The TSP began accepting contributions into the eponymously named Roth TSP on May 7, 2012, though many agencies didn’t implement the Roth TSP until July of that year.

So what sets them apart? In 2018 you can contribute up to $18,500 to your Roth TSP, and an additional $6,000 if you have reached your 50th year of birth. Contributions to your Roth TSP must come out of payroll deductions. Your Roth IRA contributions in 2018 are limited to $5,500, with another $1,000 if you have reached your 50th year of birth. You must have earned income (exception for spousal IRAs) to contribute to a Roth IRA.

You are not allowed to contribute to a Roth IRA if your income is above certain levels, but there is no income limit on contributing to the Roth TSP.
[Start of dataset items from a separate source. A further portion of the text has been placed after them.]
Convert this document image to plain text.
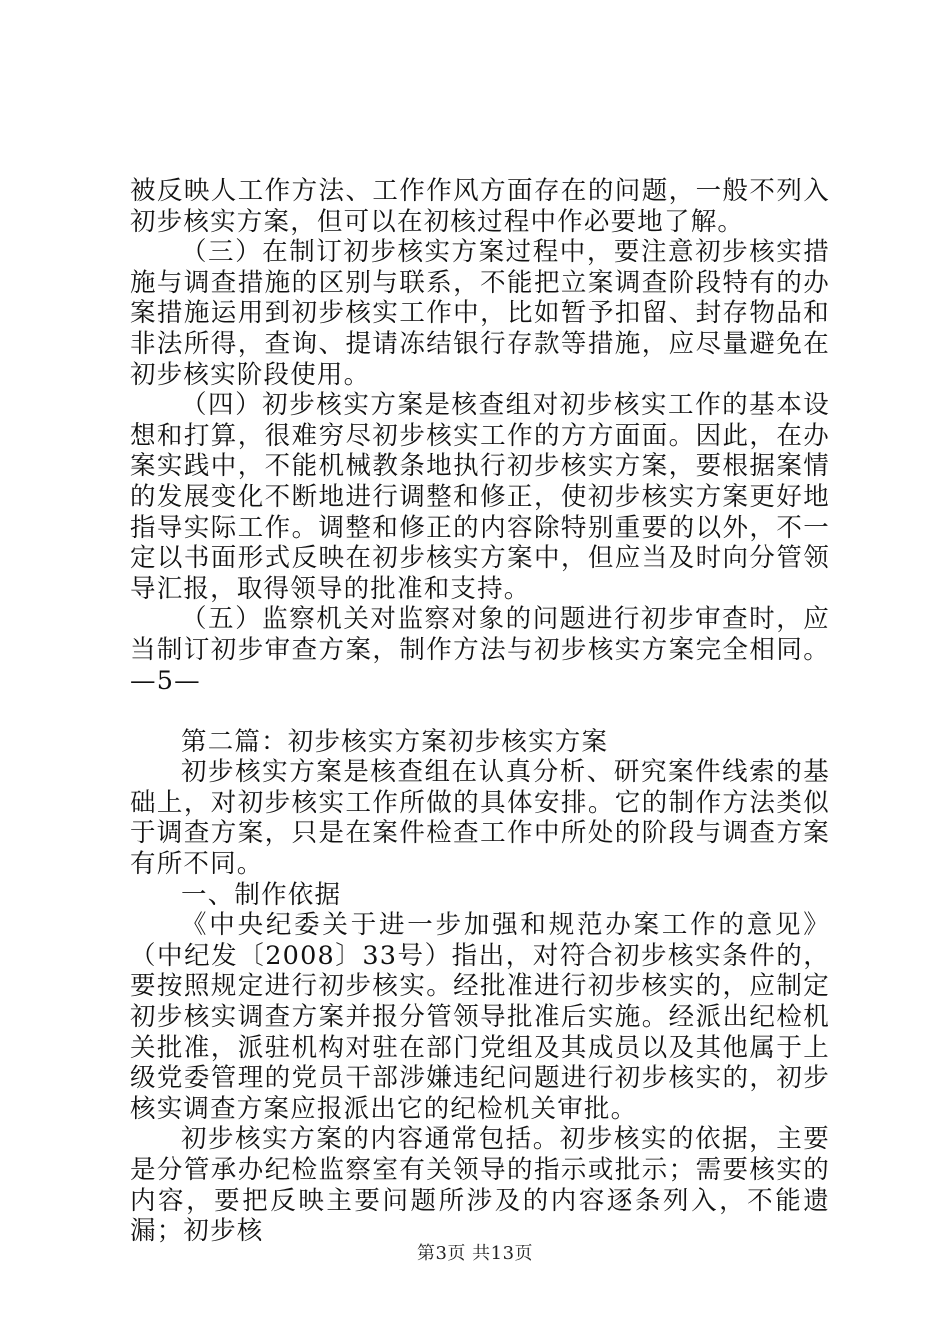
被反映人工作方法、工作作风方面存在的问题，一般不列入初步核实方案，但可以在初核过程中作必要地了解。

（三）在制订初步核实方案过程中，要注意初步核实措施与调查措施的区别与联系，不能把立案调查阶段特有的办案措施运用到初步核实工作中，比如暂予扣留、封存物品和非法所得，查询、提请冻结银行存款等措施，应尽量避免在初步核实阶段使用。

（四）初步核实方案是核查组对初步核实工作的基本设想和打算，很难穷尽初步核实工作的方方面面。因此，在办案实践中，不能机械教条地执行初步核实方案，要根据案情的发展变化不断地进行调整和修正，使初步核实方案更好地指导实际工作。调整和修正的内容除特别重要的以外，不一定以书面形式反映在初步核实方案中，但应当及时向分管领导汇报，取得领导的批准和支持。

（五）监察机关对监察对象的问题进行初步审查时，应当制订初步审查方案，制作方法与初步核实方案完全相同。—5—

第二篇：初步核实方案初步核实方案

初步核实方案是核查组在认真分析、研究案件线索的基础上，对初步核实工作所做的具体安排。它的制作方法类似于调查方案，只是在案件检查工作中所处的阶段与调查方案有所不同。

一、制作依据

《中央纪委关于进一步加强和规范办案工作的意见》（中纪发〔2008〕33号）指出，对符合初步核实条件的，要按照规定进行初步核实。经批准进行初步核实的，应制定初步核实调查方案并报分管领导批准后实施。经派出纪检机关批准，派驻机构对驻在部门党组及其成员以及其他属于上级党委管理的党员干部涉嫌违纪问题进行初步核实的，初步核实调查方案应报派出它的纪检机关审批。

初步核实方案的内容通常包括。初步核实的依据，主要是分管承办纪检监察室有关领导的指示或批示；需要核实的内容，要把反映主要问题所涉及的内容逐条列入，不能遗漏；初步核

第3页 共13页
A Roth IRA is separate from any traditional IRAs you might have, but your Roth TSP is actually a separate balance within your one TSP account. This means that, under current rules, you cannot separate withdrawals between your traditional and Roth balances; they must be proportional.

In a Roth IRA, all withdrawals come first from contributions and are taken from earnings only after the amount due to contributions has been exhausted. If you withdraw from your Roth TSP, those withdrawals are viewed as coming proportionately from your contributions and earnings.

In a Roth IRA, you never have to take required distributions, regardless of your age. In the Roth TSP, you are required to take minimum distributions beginning at age 70 ½ (if you are still working at your federal job at that age, no distributions are required).

You are allowed to roll money from a traditional IRA into a Roth IRA, regardless of your income (and you’ll pay taxes on the amount you transfer into the Roth). Within the TSP you are not allowed to roll or transfer money from your traditional balance into your Roth balance.

Other Key Points

Now that we’ve looked at some of the differences between the Roth IRA and Roth TSP, let’s look at some other interesting facts about the Roth IRA.

You can roll money out of your TSP into an IRA. The Roth portion of your TSP can be rolled into a Roth IRA and the traditional portion of your TSP can be rolled into either a traditional IRA or a Roth IRA (again, taxes would have to be paid on the traditional money at the time of rollover).

You can convert money in a traditional IRA to a Roth IRA and there are no income limits restricting your ability to do so. Taxes would have to be paid on the traditional IRA at the time of conversion.

If your income is too high to contribute to a Roth IRA ($189,000 for individuals, $199,000 for married filing jointly), you can contribute to a traditional (non-deductible) IRA and convert that IRA into a Roth. This goes by the name of “backdoor conversion”.

You can re-characterize a traditional IRA contribution into a Roth IRA and vice versa up to the initial due date of your tax return. The Tax Cuts and Jobs Act eliminated the ability to re-characterize a Roth conversion – so once you convert that money there’s no going back if you don’t like what the market did in the interim or change your mind.

The IRS has two helpful publications on IRAs: 590A deals with contributions and 590B deals with withdrawals.